O Observatório do Fluminense, no seu Editorial de ontem (clique aqui para ler) denunciava a preocupante situação financeira que vive hoje o Fluminense.

As notícias das últimas 24 horas confirmaram os péssimos presságios: os salários voltaram a atrasar e não existe previsão para que o pagamento seja feito.

Em Brasília, a Justiça negou um pedido de desbloqueio na faixa de R$ 30 milhões. Dinheiro esse com o qual pretendia-se cumprir com o Profut, Ato Trabalhista e demais tributos.

Não houve sucesso.

A gestão Pedro Abad queima os seus últimos cartuchos. Sem credibilidade, sem visão de mercado, sem projeto de futuro. Uma grande ação entre amigos, com desfrute de polpudos salários, na ativa com os executivos camaradas... sejam também aqueles que indicam na passiva. Basta seguir o script.

Mas a culpa está manchada, sem direito a limpar-se. Ninguém consegue proteger mais Pedro Abad, a não ser aqueles que lhe consideram mais que um presidente, mas sim o colega ideal para se frequentar um parque de diversão.

O Fluminense vive sob uma ditadura disfarçada, mas acaba sendo um jogo de cartas marcadas.  Falta o princípio da isonomia: interesses deveriam existir somente os do Fluminense.

Mas não funciona assim. A dinâmica é outra... ou a falta dela.

A torcida do Fluminense, assim como os sócios do clube, tem que acordar definitivamente e expurgar de Álvaro Chaves 41 tudo o que tenha trazido o separatismo que chegou ao clube no final de 2010, pelas mãos do ex-Presidente Peter Siemsen, que denominava-se como o “Novo Fluminense” e que funcionava como os arautos da verdade, da honestidade, das finanças e do futebol. Somente eles sabiam e dentro das suas máximas limitações intelectuais. Racharam a torcida, brincaram com a verdade.

E na mesma linha pode-se ler que a gestão Pedro Abad é mais do mesmo. Não há nenhum respeito pelo pensamento dos membros da diretoria que não dizem amém aos seus micro pensamentos. 

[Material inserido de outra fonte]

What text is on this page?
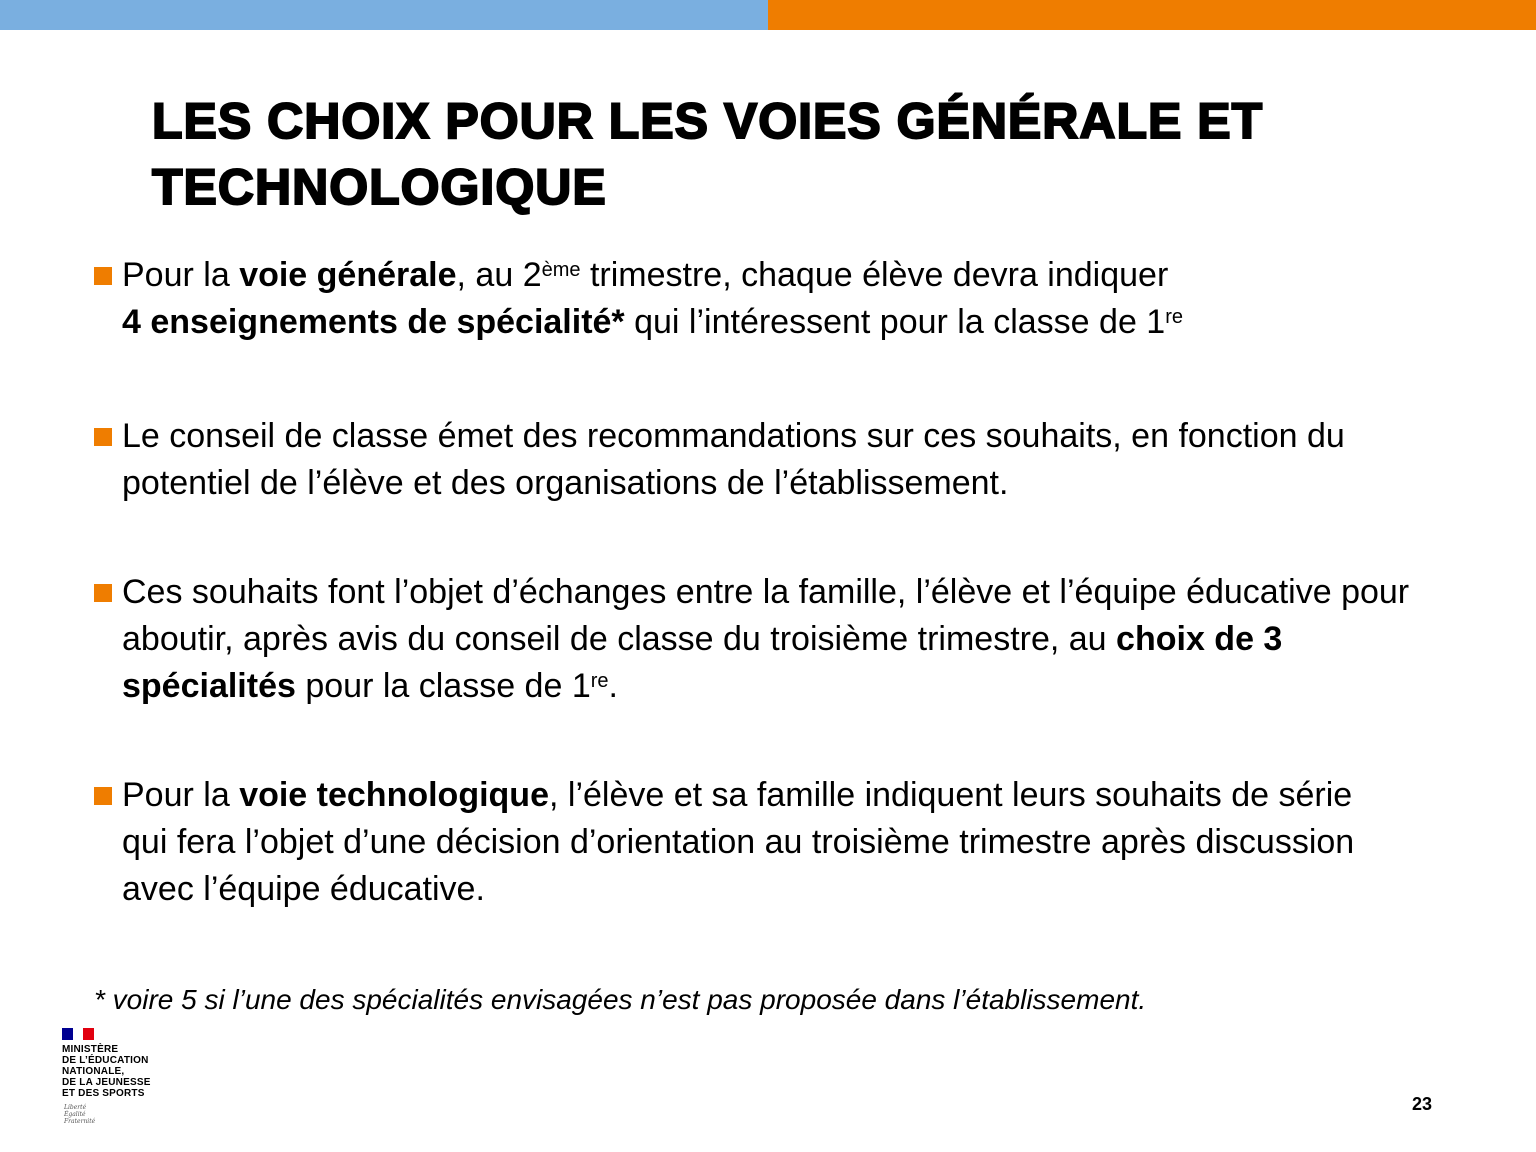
LES CHOIX POUR LES VOIES GÉNÉRALE ET
TECHNOLOGIQUE
Pour la voie générale, au 2ème trimestre, chaque élève devra indiquer
4 enseignements de spécialité* qui l’intéressent pour la classe de 1re
Le conseil de classe émet des recommandations sur ces souhaits, en fonction du potentiel de l’élève et des organisations de l’établissement.
Ces souhaits font l’objet d’échanges entre la famille, l’élève et l’équipe éducative pour aboutir, après avis du conseil de classe du troisième trimestre, au choix de 3 spécialités pour la classe de 1re.
Pour la voie technologique, l’élève et sa famille indiquent leurs souhaits de série qui fera l’objet d’une décision d’orientation au troisième trimestre après discussion avec l’équipe éducative.
* voire 5 si l’une des spécialités envisagées n’est pas proposée dans l’établissement.
MINISTÈRE
DE L’ÉDUCATION
NATIONALE,
DE LA JEUNESSE
ET DES SPORTS
Liberté
Égalité
Fraternité
23
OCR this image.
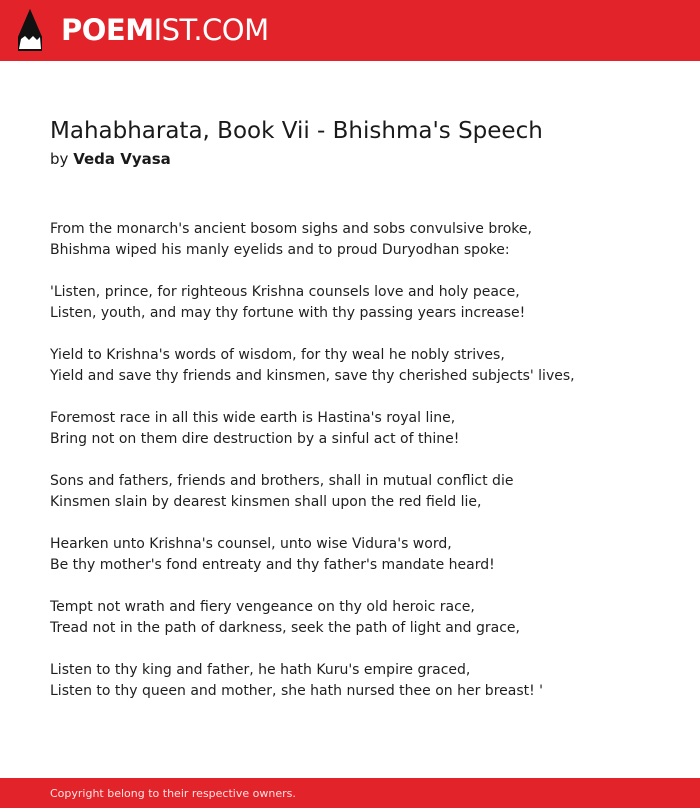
POEMIST.COM
Mahabharata, Book Vii - Bhishma's Speech
by Veda Vyasa
From the monarch's ancient bosom sighs and sobs convulsive broke,
Bhishma wiped his manly eyelids and to proud Duryodhan spoke:
'Listen, prince, for righteous Krishna counsels love and holy peace,
Listen, youth, and may thy fortune with thy passing years increase!
Yield to Krishna's words of wisdom, for thy weal he nobly strives,
Yield and save thy friends and kinsmen, save thy cherished subjects' lives,
Foremost race in all this wide earth is Hastina's royal line,
Bring not on them dire destruction by a sinful act of thine!
Sons and fathers, friends and brothers, shall in mutual conflict die
Kinsmen slain by dearest kinsmen shall upon the red field lie,
Hearken unto Krishna's counsel, unto wise Vidura's word,
Be thy mother's fond entreaty and thy father's mandate heard!
Tempt not wrath and fiery vengeance on thy old heroic race,
Tread not in the path of darkness, seek the path of light and grace,
Listen to thy king and father, he hath Kuru's empire graced,
Listen to thy queen and mother, she hath nursed thee on her breast! '
Copyright belong to their respective owners.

Há questão de meses Pedro Abad vetou o Fundo de Investimentos proposto pelo Unido e Forte. Fizeram, ele e o seu grupo de amigos, o discurso do deboche: os juros são altos.  Inclusive tendo a defesa irônica nas redes sociais de funcionários do clube, excelentemente remunerados, através de ataque velado à figura do ex-Vice-Presidente de Finanças, Diogo Bueno, que tinha conseguido montar a operação financeira necessária.

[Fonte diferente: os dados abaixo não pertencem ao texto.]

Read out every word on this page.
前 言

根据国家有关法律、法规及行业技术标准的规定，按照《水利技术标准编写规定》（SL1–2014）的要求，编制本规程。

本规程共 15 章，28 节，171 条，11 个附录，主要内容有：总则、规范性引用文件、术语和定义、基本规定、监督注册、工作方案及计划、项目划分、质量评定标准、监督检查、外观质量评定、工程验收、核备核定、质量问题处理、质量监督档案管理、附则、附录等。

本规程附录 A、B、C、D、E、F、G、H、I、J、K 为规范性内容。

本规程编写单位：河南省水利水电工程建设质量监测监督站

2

O Abad não quis, como se fosse o dono do Fluminense. Passaram-se mais de 100 dias: NADA foi feito. A falta de currículo pessoal limita os acessos e as possibilidades, que são pouquíssimas, por causa do não conhecimento do mandatário, deixam de existir. O círculo se fecha enquanto o circo pega fogo.

Este Editorial, a princípio, pode parecer frio, mas não é! Ao contrário, é um grito de socorro. 

Está passando da hora que a torcida do Fluminense, assim como os sócios do clube, tem que acordar definitivamente e expurgar de Álvaro Chaves àqueles que se entrincheiraram no e com o poder e se fazem senhores absolutos de uma razão que se caracteriza pela mentira e pela falta de transparência.

Salvem o Fluminense!

É muita incompetência por trás de um personagem oco de perspectivas férteis. Os membros do Conselho Deliberativo têm que exigir mais respeito. Da mesma forma que os players do cenário político têm que entender que o atual modelo (sic), pela perenidade do Fluminense, não deve continuar.

Pedro Abad tem que sair imediatamente de cena. O futuro do Fluminense está em jogo, não se pode mais permitir que brinquem de castelos de areia em praias de vento forte.

Vencer o Internacional na próxima segunda-feira é de suma importância. Qualquer resultado que não seja a vitória será de extrema gravidade para um enfermo que perambula em busca do que perdeu.

O Observatório do Fluminense faz a sua parte... por isso nunca deixa de observar.